The greenness evaluation of literature analytical methods for pterostilbene (PT) analysis was not performed. Accordingly, the rapid, sensitive, and green/sustainable reversed-phase high-performance thin-layer chromatography (RP-HPTLC) method was developed and compared to the normal-phase (NP)-HPTLC (NP-HPTLC) for the estimation of PT with a classical univariate calibration. The RP quantification of PT was performed using green solvent systems; however, the NP analysis of PT was performed using routine solvent systems. The PT was detected at 302 nm for both of the methods.

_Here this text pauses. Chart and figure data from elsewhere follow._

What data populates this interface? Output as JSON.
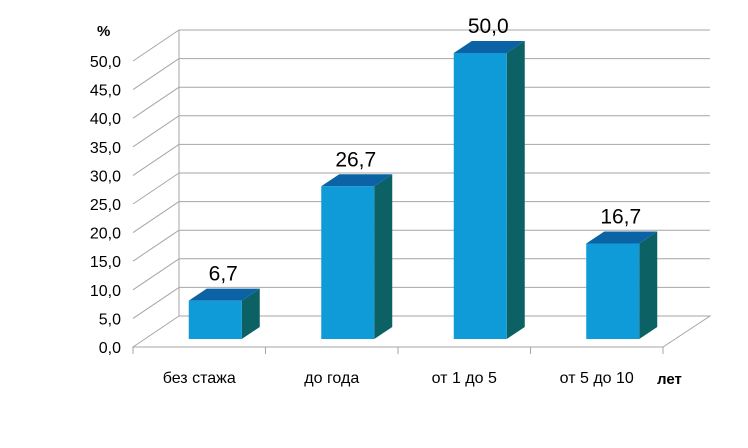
{
  "chart_data": {
    "type": "bar",
    "categories": [
      "без стажа",
      "до года",
      "от 1 до 5",
      "от 5 до 10"
    ],
    "values": [
      6.7,
      26.7,
      50.0,
      16.7
    ],
    "value_labels": [
      "6,7",
      "26,7",
      "50,0",
      "16,7"
    ],
    "y_ticks": [
      "0,0",
      "5,0",
      "10,0",
      "15,0",
      "20,0",
      "25,0",
      "30,0",
      "35,0",
      "40,0",
      "45,0",
      "50,0"
    ],
    "ylim": [
      0,
      50
    ],
    "ylabel": "%",
    "xlabel": "лет",
    "grid": true,
    "style": "3d",
    "colors": {
      "bar_front": "#0f9bd7",
      "bar_top": "#0b63a6",
      "bar_side": "#0b6163",
      "grid": "#a6a6a6"
    }
  }
}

The greenness scores for the current analytical assays were evaluated by the analytical GREEnness (AGREE) metric approach. The classical univariate calibration for RP and NP methods indicated the linearity range as 10–1600 and 30–400 ng band−1, respectively. The RP method was more reliable for PT analysis compared to the NP method. The PT contents in commercial capsule dosage form were found to be 100.84% using the RP method; however, the PT contents in commercial capsule dosage form were determined as 92.59% using the NP method. The AGREE scores for RP and NP methods were 0.78 and 0.46, respectively. The sustainable RP-HPTLC assay was able to detect PT in the presence of its degradation products, and hence it can be considered as a selective and stability-indicating method. Accordingly, the RP-HPTLC method with univariate calibration has been considered as a superior method over the NP-HPTLC method for PT analysis.